A finales del siglo XV, empezó a popularizarse el uso de perfumes per se. Los aromas más populares eran la rosa, el almizcle, la agalia, la violeta, la lavanda, el agua de azahar y fragancias orientales como el sándalo. Olores que curiosamente aún seguimos utilizando en nuestros días… Las aguas de olor, perfumes líquidos muy valorados y difíciles de obtener, eran guardados en una especie de barriletes de cristal o de metales y piedras preciosas que eran atesorados por quienes disponían de suficientes recursos, como el rey francés Carlos V.
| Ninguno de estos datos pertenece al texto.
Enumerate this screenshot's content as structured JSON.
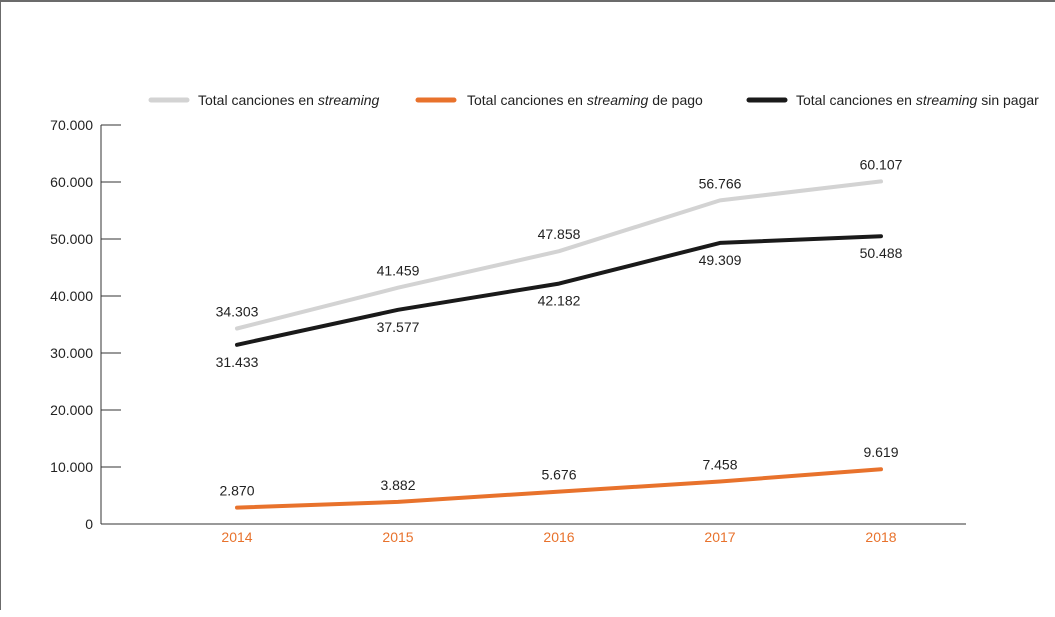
{
  "chart_data": {
    "type": "line",
    "categories": [
      "2014",
      "2015",
      "2016",
      "2017",
      "2018"
    ],
    "series": [
      {
        "name_parts": [
          "Total canciones en ",
          "streaming",
          ""
        ],
        "values": [
          34303,
          41459,
          47858,
          56766,
          60107
        ],
        "labels": [
          "34.303",
          "41.459",
          "47.858",
          "56.766",
          "60.107"
        ],
        "color": "#d3d3d3"
      },
      {
        "name_parts": [
          "Total canciones en ",
          "streaming",
          " de pago"
        ],
        "values": [
          2870,
          3882,
          5676,
          7458,
          9619
        ],
        "labels": [
          "2.870",
          "3.882",
          "5.676",
          "7.458",
          "9.619"
        ],
        "color": "#e8722c"
      },
      {
        "name_parts": [
          "Total canciones en ",
          "streaming",
          " sin pagar"
        ],
        "values": [
          31433,
          37577,
          42182,
          49309,
          50488
        ],
        "labels": [
          "31.433",
          "37.577",
          "42.182",
          "49.309",
          "50.488"
        ],
        "color": "#1a1a1a"
      }
    ],
    "yticks": [
      0,
      10000,
      20000,
      30000,
      40000,
      50000,
      60000,
      70000
    ],
    "ytick_labels": [
      "0",
      "10.000",
      "20.000",
      "30.000",
      "40.000",
      "50.000",
      "60.000",
      "70.000"
    ],
    "ylim": [
      0,
      70000
    ],
    "category_label_color": "#e8722c",
    "legend_position": "top",
    "grid": false
  }
}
Si bien la Edad Media en España tuvo unos perfiles atípicos respecto al resto de Europa, sobre todo debido a la presencia árabe en La Península, los reinos cristianos también se ocuparon de legislar sobre los baños públicos (en la Córdoba del Califato llegaron a existir hasta 900) no en balde, la cultura del agua en La Península se remonta a la época romana. En la Europa cristiana estos recintos, en los que se llegaba a bañarse incluso vestido, derivaron hacia meras mancebías en las que el agua era un pretexto para el ejercicio de la prostitución. En el caso los baños árabes, denominados: Hammams, herencia directa de la Hispania romana. La ciudad de Córdoba tenía más de 500 baños públicos y unas notables proporciones para la época.